I'm currently trying to write a function in Python that will allow me to extract text from .docx files. For this I use the python-docx library. My program also does what it's supposed to do, at least when I create a docx file in Python and then use my function on this file it returns the text to me.

However, for .docx files (word documents) that I have modified or created, it cannot find the path and returns PackageNotFoundError. I came across the Internet to check whether my file is a zip file. I did this with zipfile and in fact my saved word documents are not zipfiles. What's going on? My python code again for verification:

from zipfile import is_zipfile
import docx

doc = docx.Document()

doc.add_paragraph("Hello")

doc.save(test_path)

print(is_zipfile(test_path))



//output = true

If I then go into this test_path, type a number and save ->

print(is_zipfile(test_path))
//output = false

Are modern .docx documents no longer zip files?

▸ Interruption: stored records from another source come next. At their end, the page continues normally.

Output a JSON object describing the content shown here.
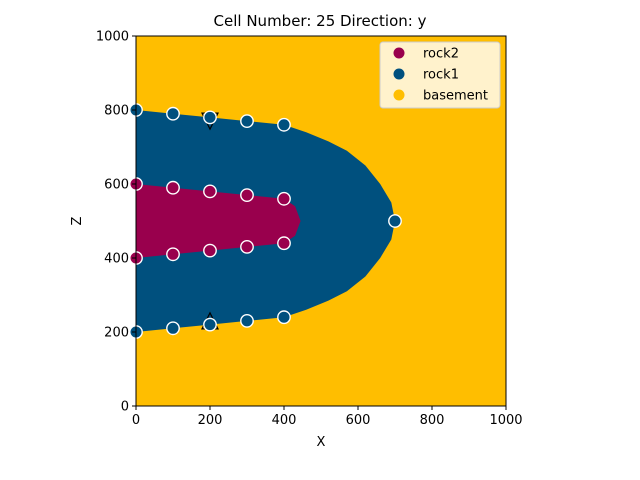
{
  "chart_data": {
    "type": "scatter",
    "title": "Cell Number: 25 Direction: y",
    "xlabel": "X",
    "ylabel": "Z",
    "xlim": [
      0,
      1000
    ],
    "ylim": [
      0,
      1000
    ],
    "xticks": [
      "0",
      "200",
      "400",
      "600",
      "800",
      "1000"
    ],
    "yticks": [
      "0",
      "200",
      "400",
      "600",
      "800",
      "1000"
    ],
    "grid": false,
    "legend_position": "top-right",
    "legend": [
      {
        "name": "rock2",
        "color": "#99004d"
      },
      {
        "name": "rock1",
        "color": "#00507e"
      },
      {
        "name": "basement",
        "color": "#ffbe00"
      }
    ],
    "regions": {
      "rock1_outline": [
        [
          0,
          800
        ],
        [
          100,
          790
        ],
        [
          200,
          780
        ],
        [
          300,
          770
        ],
        [
          400,
          760
        ],
        [
          460,
          740
        ],
        [
          520,
          715
        ],
        [
          570,
          690
        ],
        [
          620,
          650
        ],
        [
          660,
          600
        ],
        [
          690,
          550
        ],
        [
          700,
          500
        ],
        [
          690,
          450
        ],
        [
          660,
          400
        ],
        [
          620,
          350
        ],
        [
          570,
          310
        ],
        [
          520,
          285
        ],
        [
          460,
          260
        ],
        [
          400,
          240
        ],
        [
          300,
          230
        ],
        [
          200,
          220
        ],
        [
          100,
          210
        ],
        [
          0,
          200
        ]
      ],
      "rock2_outline": [
        [
          0,
          600
        ],
        [
          100,
          590
        ],
        [
          200,
          580
        ],
        [
          300,
          570
        ],
        [
          400,
          560
        ],
        [
          430,
          540
        ],
        [
          445,
          500
        ],
        [
          430,
          460
        ],
        [
          400,
          440
        ],
        [
          300,
          430
        ],
        [
          200,
          420
        ],
        [
          100,
          410
        ],
        [
          0,
          400
        ]
      ]
    },
    "surface_points": [
      {
        "series": "rock2",
        "x": 0,
        "z": 600
      },
      {
        "series": "rock2",
        "x": 100,
        "z": 590
      },
      {
        "series": "rock2",
        "x": 200,
        "z": 580
      },
      {
        "series": "rock2",
        "x": 300,
        "z": 570
      },
      {
        "series": "rock2",
        "x": 400,
        "z": 560
      },
      {
        "series": "rock2",
        "x": 0,
        "z": 400
      },
      {
        "series": "rock2",
        "x": 100,
        "z": 410
      },
      {
        "series": "rock2",
        "x": 200,
        "z": 420
      },
      {
        "series": "rock2",
        "x": 300,
        "z": 430
      },
      {
        "series": "rock2",
        "x": 400,
        "z": 440
      },
      {
        "series": "rock1",
        "x": 0,
        "z": 800
      },
      {
        "series": "rock1",
        "x": 100,
        "z": 790
      },
      {
        "series": "rock1",
        "x": 200,
        "z": 780
      },
      {
        "series": "rock1",
        "x": 300,
        "z": 770
      },
      {
        "series": "rock1",
        "x": 400,
        "z": 760
      },
      {
        "series": "rock1",
        "x": 0,
        "z": 200
      },
      {
        "series": "rock1",
        "x": 100,
        "z": 210
      },
      {
        "series": "rock1",
        "x": 200,
        "z": 220
      },
      {
        "series": "rock1",
        "x": 300,
        "z": 230
      },
      {
        "series": "rock1",
        "x": 400,
        "z": 240
      },
      {
        "series": "rock1",
        "x": 700,
        "z": 500
      }
    ],
    "orientations": [
      {
        "x": 200,
        "z": 770,
        "pointing": "down"
      },
      {
        "x": 200,
        "z": 230,
        "pointing": "up"
      }
    ]
  }
}
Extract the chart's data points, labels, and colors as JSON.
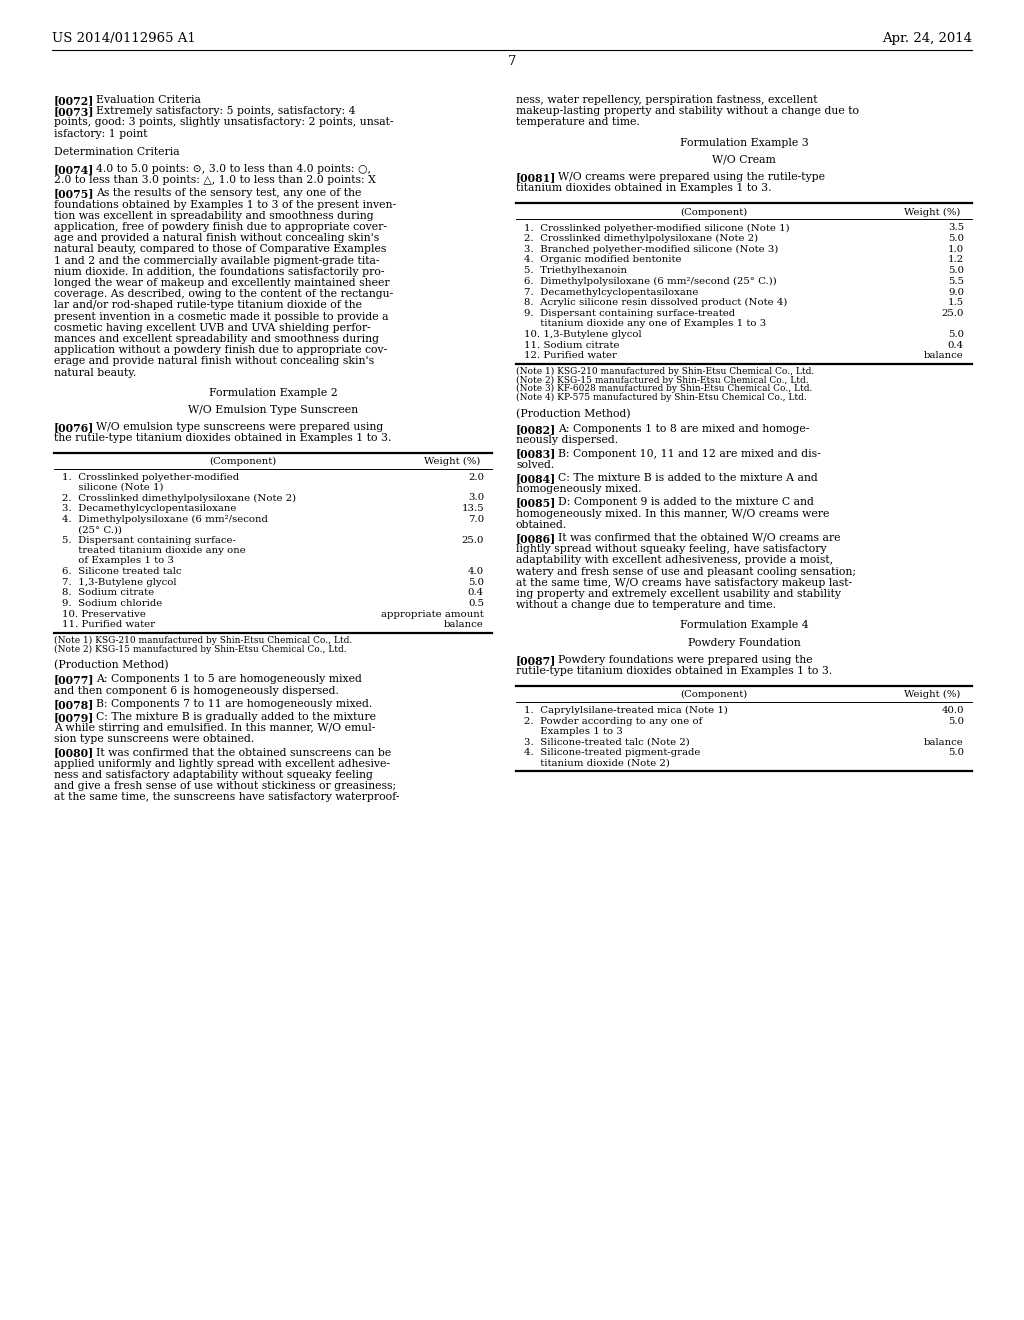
{
  "bg_color": "#ffffff",
  "header_left": "US 2014/0112965 A1",
  "header_right": "Apr. 24, 2014",
  "page_number": "7",
  "table_left_1": {
    "header": [
      "(Component)",
      "Weight (%)"
    ],
    "rows": [
      [
        "1.  Crosslinked polyether-modified\n     silicone (Note 1)",
        "2.0"
      ],
      [
        "2.  Crosslinked dimethylpolysiloxane (Note 2)",
        "3.0"
      ],
      [
        "3.  Decamethylcyclopentasiloxane",
        "13.5"
      ],
      [
        "4.  Dimethylpolysiloxane (6 mm²/second\n     (25° C.))",
        "7.0"
      ],
      [
        "5.  Dispersant containing surface-\n     treated titanium dioxide any one\n     of Examples 1 to 3",
        "25.0"
      ],
      [
        "6.  Silicone treated talc",
        "4.0"
      ],
      [
        "7.  1,3-Butylene glycol",
        "5.0"
      ],
      [
        "8.  Sodium citrate",
        "0.4"
      ],
      [
        "9.  Sodium chloride",
        "0.5"
      ],
      [
        "10. Preservative",
        "appropriate amount"
      ],
      [
        "11. Purified water",
        "balance"
      ]
    ],
    "notes": [
      "(Note 1) KSG-210 manufactured by Shin-Etsu Chemical Co., Ltd.",
      "(Note 2) KSG-15 manufactured by Shin-Etsu Chemical Co., Ltd."
    ]
  },
  "table_right_1": {
    "header": [
      "(Component)",
      "Weight (%)"
    ],
    "rows": [
      [
        "1.  Crosslinked polyether-modified silicone (Note 1)",
        "3.5"
      ],
      [
        "2.  Crosslinked dimethylpolysiloxane (Note 2)",
        "5.0"
      ],
      [
        "3.  Branched polyether-modified silicone (Note 3)",
        "1.0"
      ],
      [
        "4.  Organic modified bentonite",
        "1.2"
      ],
      [
        "5.  Triethylhexanoin",
        "5.0"
      ],
      [
        "6.  Dimethylpolysiloxane (6 mm²/second (25° C.))",
        "5.5"
      ],
      [
        "7.  Decamethylcyclopentasiloxane",
        "9.0"
      ],
      [
        "8.  Acrylic silicone resin dissolved product (Note 4)",
        "1.5"
      ],
      [
        "9.  Dispersant containing surface-treated\n     titanium dioxide any one of Examples 1 to 3",
        "25.0"
      ],
      [
        "10. 1,3-Butylene glycol",
        "5.0"
      ],
      [
        "11. Sodium citrate",
        "0.4"
      ],
      [
        "12. Purified water",
        "balance"
      ]
    ],
    "notes": [
      "(Note 1) KSG-210 manufactured by Shin-Etsu Chemical Co., Ltd.",
      "(Note 2) KSG-15 manufactured by Shin-Etsu Chemical Co., Ltd.",
      "(Note 3) KF-6028 manufactured by Shin-Etsu Chemical Co., Ltd.",
      "(Note 4) KP-575 manufactured by Shin-Etsu Chemical Co., Ltd."
    ]
  },
  "table_right_2": {
    "header": [
      "(Component)",
      "Weight (%)"
    ],
    "rows": [
      [
        "1.  Caprylylsilane-treated mica (Note 1)",
        "40.0"
      ],
      [
        "2.  Powder according to any one of\n     Examples 1 to 3",
        "5.0"
      ],
      [
        "3.  Silicone-treated talc (Note 2)",
        "balance"
      ],
      [
        "4.  Silicone-treated pigment-grade\n     titanium dioxide (Note 2)",
        "5.0"
      ]
    ],
    "notes": []
  }
}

Or what wrong here?

When googling everywhere is written that word documents/.docx files are zip files. I think that is the problem why the libary gives me the error code and cannot open the file. I appreciate everyone trying to help. Thanks

1

There are 1 best solutions below

0
someone On

If you want more control over the final document, or if you want to change an existing document, you need to open one with a filename:

document = Document('existing-document-file.docx')
document.save('new-file-name.docx')
  • You can open any Word 2007 or later file this way (.doc files from Word 2003 and earlier won’t work). While you might not be able to manipulate all the contents yet, whatever is already in there will load and save just fine. The feature set is still being built out, so you can’t add or change things like headers or footnotes yet, but if the document has them python-docx is polite enough to leave them alone and smart enough to save them without actually understanding what they are.
  • If you use the same filename to open and save the file, python-docx will obediently overwrite the original file without a peep. You’ll want to make sure that’s what you intend.